De Mato Grosso para a África: Índios do Xingu em caçada com pigmeus do Congo
FABIANO MAISONNAVE
ENVIADO ESPECIAL A CANARANA (MT)
Com a internacionalização dos movimentos socioambientais, as lideranças indígenas brasileiras participam cada vez mais de congressos e outros eventos pelo mundo afora.
Os destinos mais comuns costumam ser a Europa e os Estados Unidos, mas o presidente da Associação Terra Indígena Xingu (Atix), Yakagi Kuikuro Mehinaku, 30, foi mais longe: no ano passado, ele conheceu uma comunidade pigmeu, no interior da República Democrática do Congo.
Os pigmeus somam cerca de meio milhão de habitantes espalhados pela África central, dos quais muitos vivem em florestas como caçadores-coletores. No Congo, eles têm alvo de grupos armados envolvidos no conflito civil.
Yakagi conta que, depois do encontro na capital, Kinshasa, sobre a situação das comunidades autóctones no país, ele e outros quatro xinguanos foram convidados a visitar uma aldeia remota, junto com indígenas da Indonésia e da Noruega. A tradução era feita entre dois intérpretes misturando francês (herança colonial no Congo), inglês e português.
Para chegar até lá, foi preciso pegar um pequeno avião, viajar um dia inteiro de carro e ainda percorrer outros 10 km a pé. “Andamos quase uma hora dentro do córrego.”
Depois de dois dias viajando, a recepção foi efusiva. “Muita gente nos recebendo, muita criança em volta da gente”, conta. “As crianças cumprimentavam: ‘Poti, poti’, tipo bom dia. Aqui na minha aldeia, o pessoal me chama Boti. Aí falei: ‘Pô, já sabem o meu nome!’”, lembra, rindo.
Apesar da recepção alegre, o líder xinguano ficou impressionado com a pobreza e com situação precária dos pigmeus. “Muita malária, mas só usam remédios medicinais. E lá não tem demarcação. Eles disseram que madeireiro está entrando muito na terra deles, tirando madeira boa.”

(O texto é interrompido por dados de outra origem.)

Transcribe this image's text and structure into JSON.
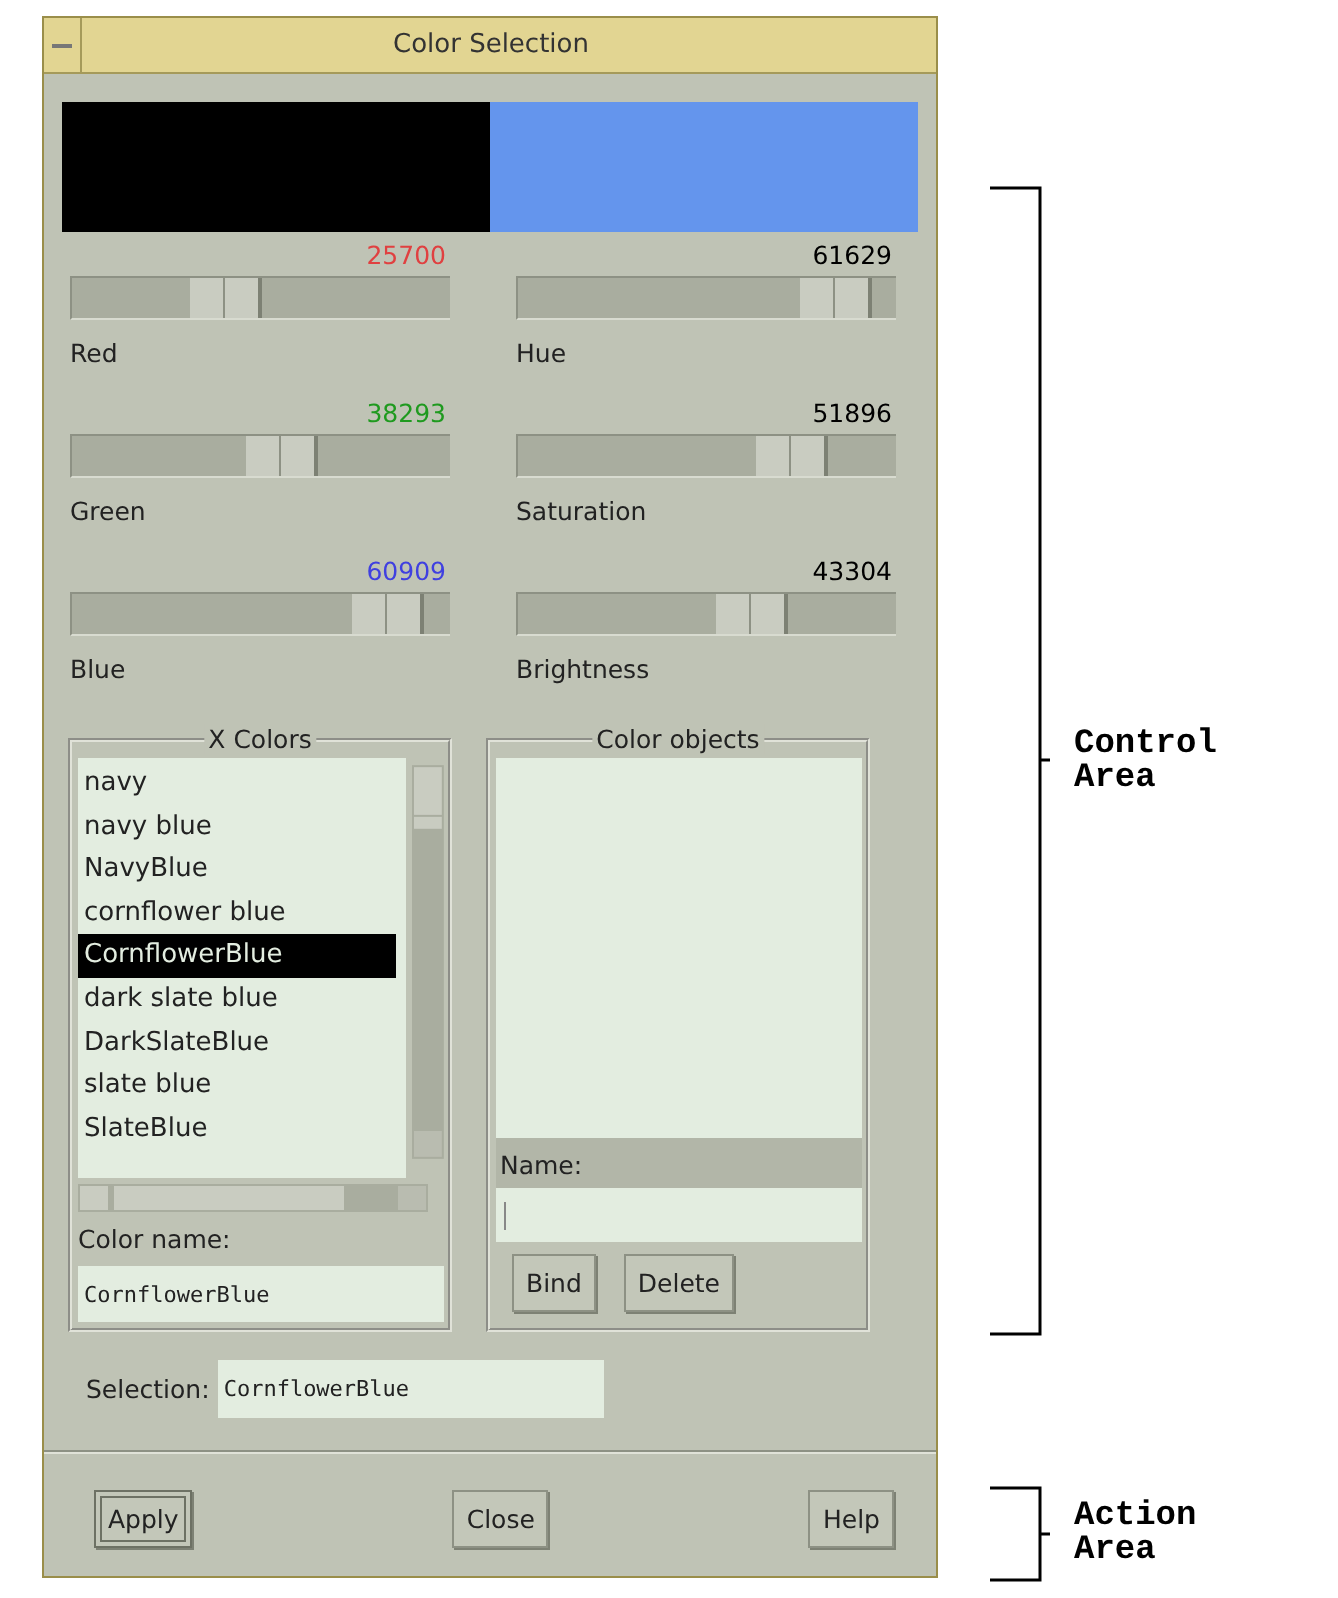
{
  "window": {
    "title": "Color Selection"
  },
  "swatches": [
    {
      "color": "#000000"
    },
    {
      "color": "#6495ed"
    }
  ],
  "sliders": [
    {
      "reading": "25700",
      "label": "Red",
      "level": 0.39,
      "color": "#e04040"
    },
    {
      "reading": "61629",
      "label": "Hue",
      "level": 0.94,
      "color": "#000000"
    },
    {
      "reading": "38293",
      "label": "Green",
      "level": 0.58,
      "color": "#1f9a1f"
    },
    {
      "reading": "51896",
      "label": "Saturation",
      "level": 0.79,
      "color": "#000000"
    },
    {
      "reading": "60909",
      "label": "Blue",
      "level": 0.93,
      "color": "#4040e0"
    },
    {
      "reading": "43304",
      "label": "Brightness",
      "level": 0.66,
      "color": "#000000"
    }
  ],
  "x_colors": {
    "title": "X Colors",
    "items": [
      {
        "label": "navy",
        "selected": false
      },
      {
        "label": "navy blue",
        "selected": false
      },
      {
        "label": "NavyBlue",
        "selected": false
      },
      {
        "label": "cornflower blue",
        "selected": false
      },
      {
        "label": "CornflowerBlue",
        "selected": true
      },
      {
        "label": "dark slate blue",
        "selected": false
      },
      {
        "label": "DarkSlateBlue",
        "selected": false
      },
      {
        "label": "slate blue",
        "selected": false
      },
      {
        "label": "SlateBlue",
        "selected": false
      }
    ],
    "color_name_label": "Color name:",
    "color_name_value": "CornflowerBlue"
  },
  "color_objects": {
    "title": "Color objects",
    "name_label": "Name:",
    "buttons": [
      "Bind",
      "Delete"
    ]
  },
  "selection": {
    "label": "Selection:",
    "value": "CornflowerBlue"
  },
  "buttons": [
    {
      "label": "Apply",
      "default": true
    },
    {
      "label": "Close",
      "default": false
    },
    {
      "label": "Help",
      "default": false
    }
  ],
  "annotations": [
    {
      "label": "Control Area"
    },
    {
      "label": "Action Area"
    }
  ]
}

Um dos pontos altos da visita foi participar de uma caçada tradicional: “Eles armam muita armadilha na floresta, mas só caçamos um gambá que estava num buraco, foi fácil de pegar. Eles colocaram fogo de um lado e o bicho saiu do outro.”
Na volta ao Xingu, várias histórias na bagagem: “Na minha aldeia, eles ficaram me perguntando, eu disse que lá é lugar do preto, preto. O rio pra tomar banho é preto, o peixe é preto, o macaco é preto. Eu até fiz cocô preto… Eu não mudei no corpo, mas a comida muda. Todo mundo caiu na gargalhada. Foi bom!”